Chère Laurence Parisot ...
Je lis dans Marianne que Laurence Parisot a dit dans l’Humanité du 10 janvier 2007 « On ne peut pas appliquer la morale à une grille de salaire. » J’aurais envie de dire no comment. Mais bon, là, ça m’énerve tellement que je ne vais pas pouvoir me retenir. Cette même Laurence Parisot qui avait d’ailleurs sur France Inter défendu l’idée d’une bonne et d’une mauvaise précarité. Parce que vous comprenez, un jeune diplômé qui se fait embaucher en CDD, c’est une bonne précarité, une opportunité, une chance. Comme si, légalement, le CDD était là pour ça ! Non, le CDD en France, Mme Parisot, s’applique dans des cas précis ; pour juger de l’aptitude de quelqu’un à tenir un poste dans une entreprise, il y a la période d’essai du CDI. Bref, il se trouve qu’il y a quelques temps, j’ai passé une demi heure à me faire expliquer doctement par un chef d’entreprise de deux cents personnes la grille de rémunération de ses salariés. OST. Elle concerne les salaires allant jusqu’à 2800 € brut ; au-delà, la rémunération est individualisée. (La motivation des cadres, vous connaissez ?) Cette grille fonctionne avec un système de coefficients, qui fixe des niveaux de poste. Chaque salarié voit son travail décortiqué par ce système, chacune des tâches qu’il effectue étant pondérée. La somme de ces points forme le coefficient, en vertu duquel un employé peut prétendre à tel ou tel salaire. La convention collective et la loi fixant un salaire minimal. Tout cela est très égalitaire, très froid et finalement préférable à un système de rémunération et de primes accordées à la tête du client. Le seul hic, là dedans, ce sont les sommes de la deuxième colonne du tableau. Bizarrement, les critères de pénibilité et de dangerosité des tâches effectuées sont bien moins pondérés que celui de « l’influence sur la politique stratégique de l’entreprise », ou de « management de ressources humaines ». Et cela permet à notre chef d’entreprise, sans sourciller, de justifier le SMIC de ses ouvriers avec un excédant brut d’exploitation de plus de deux millions d’euros.
Ah ça, pour sûr, la morale ne s’applique pas à une grille de salaire. Et puis d’abord, qu’ils triment, qu’ils suent, qu’ils en bavent, dans la vie y’a les gagnants et les perdants, non ? Vous avez déjà vécu avec un SMIC, vous ? Avec un SMIC, c’est sûr qu’on peut se permettre d’être partisan de la décroissance, d’en vouloir aux RMIstes, d’être plein de ressentiment envers un monde qui décidément nous échappe.

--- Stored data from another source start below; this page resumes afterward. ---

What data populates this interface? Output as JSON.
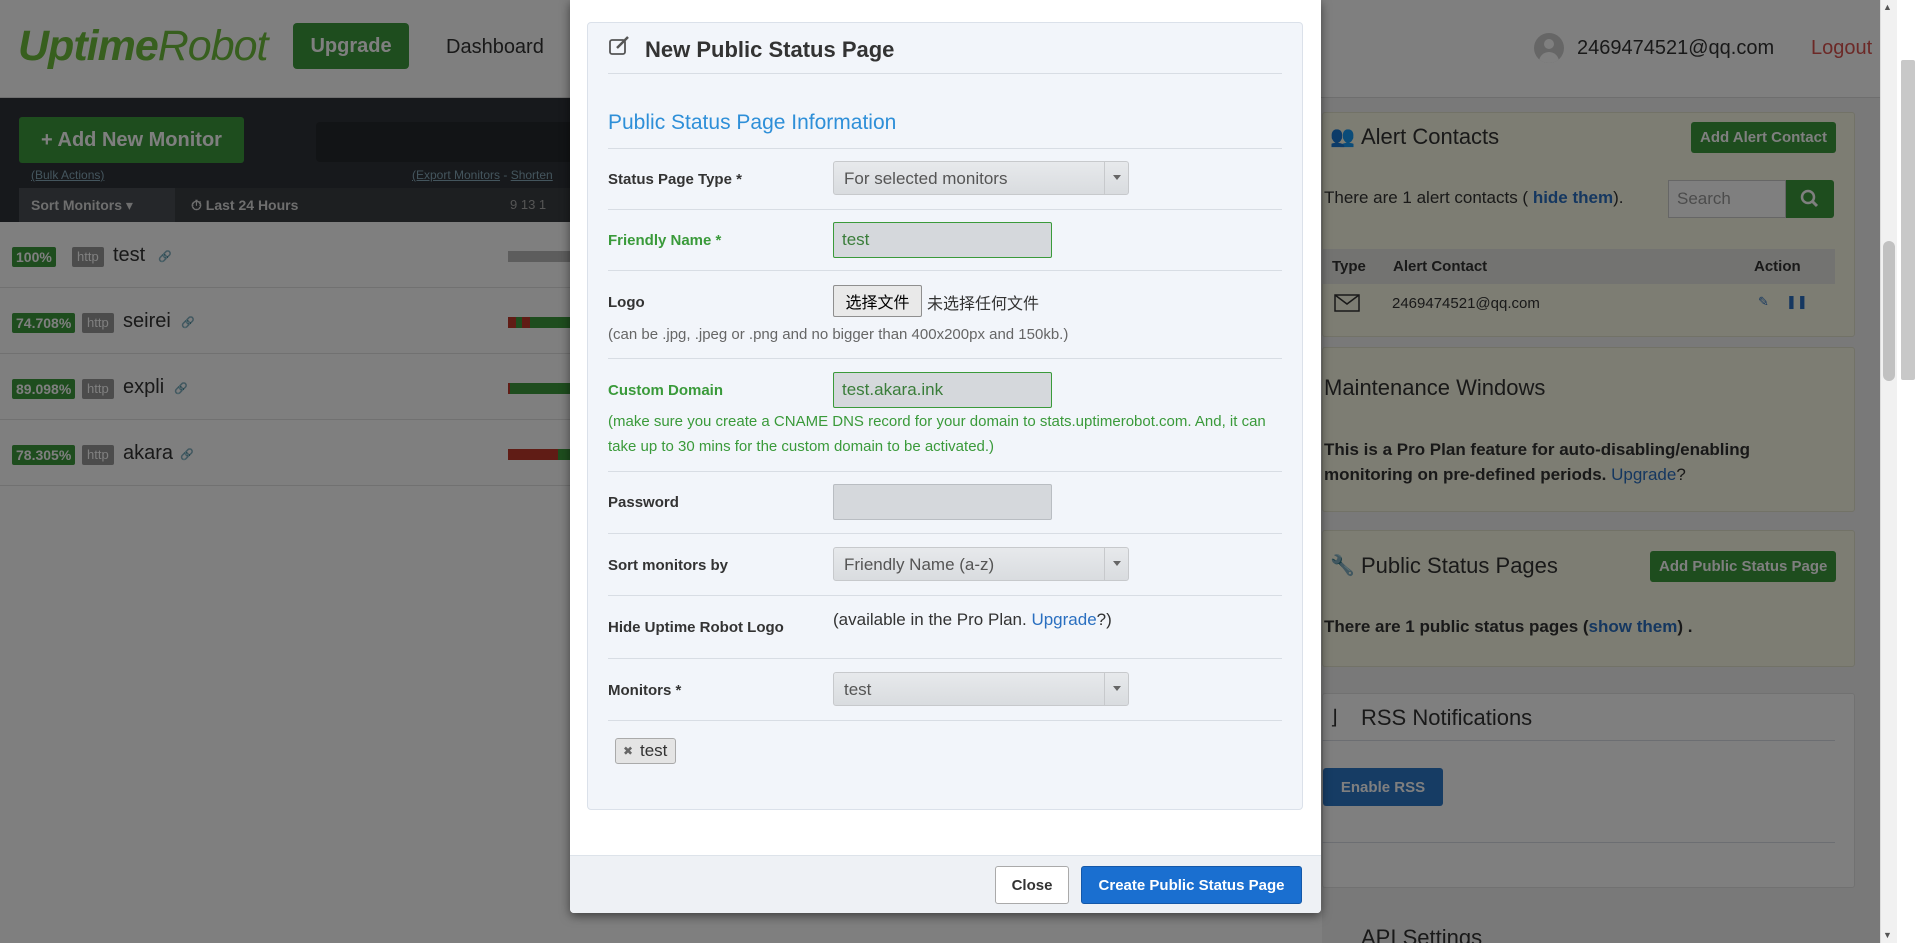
{
  "header": {
    "logo_part1": "Uptime",
    "logo_part2": "Robot",
    "upgrade_label": "Upgrade",
    "nav_dashboard": "Dashboard",
    "user_email": "2469474521@qq.com",
    "logout_label": "Logout"
  },
  "monitors_panel": {
    "add_button": "+ Add New Monitor",
    "bulk_actions": "(Bulk Actions)",
    "export_monitors": "(Export Monitors",
    "export_sep": " - ",
    "shorten": "Shorten",
    "sort_label": "Sort Monitors ▾",
    "period_label": "⏱ Last 24 Hours",
    "period_hours": "9   13   1",
    "monitors": [
      {
        "uptime": "100%",
        "type": "http",
        "name": "test",
        "status_color": "#3d9a3d"
      },
      {
        "uptime": "74.708%",
        "type": "http",
        "name": "seirei",
        "status_color": "#3d9a3d"
      },
      {
        "uptime": "89.098%",
        "type": "http",
        "name": "expli",
        "status_color": "#3d9a3d"
      },
      {
        "uptime": "78.305%",
        "type": "http",
        "name": "akara",
        "status_color": "#3d9a3d"
      }
    ]
  },
  "alert_contacts": {
    "title": "Alert Contacts",
    "add_button": "Add Alert Contact",
    "summary_prefix": "There are 1 alert contacts (",
    "summary_link": " hide them",
    "summary_suffix": ").",
    "search_placeholder": "Search",
    "col_type": "Type",
    "col_contact": "Alert Contact",
    "col_action": "Action",
    "contact_email": "2469474521@qq.com"
  },
  "maintenance": {
    "title": "Maintenance Windows",
    "text": "This is a Pro Plan feature for auto-disabling/enabling monitoring on pre-defined periods.",
    "upgrade_link": "Upgrade",
    "suffix": "?"
  },
  "status_pages": {
    "title": "Public Status Pages",
    "add_button": "Add Public Status Page",
    "text_prefix": "There are 1 public status pages (",
    "text_link": "show them",
    "text_suffix": ") ."
  },
  "rss": {
    "title": "RSS Notifications",
    "enable_button": "Enable RSS"
  },
  "api": {
    "title": "API Settings"
  },
  "modal": {
    "title": "New Public Status Page",
    "section_title": "Public Status Page Information",
    "status_page_type_label": "Status Page Type *",
    "status_page_type_value": "For selected monitors",
    "friendly_name_label": "Friendly Name *",
    "friendly_name_value": "test",
    "logo_label": "Logo",
    "file_button": "选择文件",
    "file_none": "未选择任何文件",
    "logo_help": "(can be .jpg, .jpeg or .png and no bigger than 400x200px and 150kb.)",
    "custom_domain_label": "Custom Domain",
    "custom_domain_value": "test.akara.ink",
    "custom_domain_help_1": "(make sure you create a CNAME DNS record for your domain to stats.uptimerobot.com. And, it can",
    "custom_domain_help_2": "take up to 30 mins for the custom domain to be activated.)",
    "password_label": "Password",
    "password_value": "",
    "sort_label": "Sort monitors by",
    "sort_value": "Friendly Name (a-z)",
    "hide_logo_label": "Hide Uptime Robot Logo",
    "hide_logo_prefix": "(available in the Pro Plan. ",
    "hide_logo_link": "Upgrade",
    "hide_logo_suffix": "?)",
    "monitors_label": "Monitors *",
    "monitors_value": "test",
    "selected_tag": "test",
    "close_button": "Close",
    "create_button": "Create Public Status Page"
  },
  "colors": {
    "brand_green": "#3d9a3d",
    "link_blue": "#2a6fc0",
    "primary_blue": "#1a6fd0",
    "section_blue": "#2e8fd8"
  }
}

Ce qui me met hors de moi, dans l’expression de Mme Parisot, c’est le "on ne peut pas", qui scelle dans le marbre le credo libéral et ultra-individualiste de la fatalité de la loi du marché et de la lutte de chacun pour sa survie. Si, on peut ! On peut légiférer, pour que l’entreprise soit un lieu de démocratie participative, pour que celles et ceux qui y travaillent aient leur mot à dire sur la distribution des profits qu’ils permettent de générer. On peut œuvrer pour mettre en place un système qui maximise le bien-être d’un maximum de gens, responsabilise tout à chacun, fasse en sorte d’élever un maximum de personnes aux trois niveaux supérieurs de la pyramide de Maslow. Il faut tendre vers cela. Impérieusement.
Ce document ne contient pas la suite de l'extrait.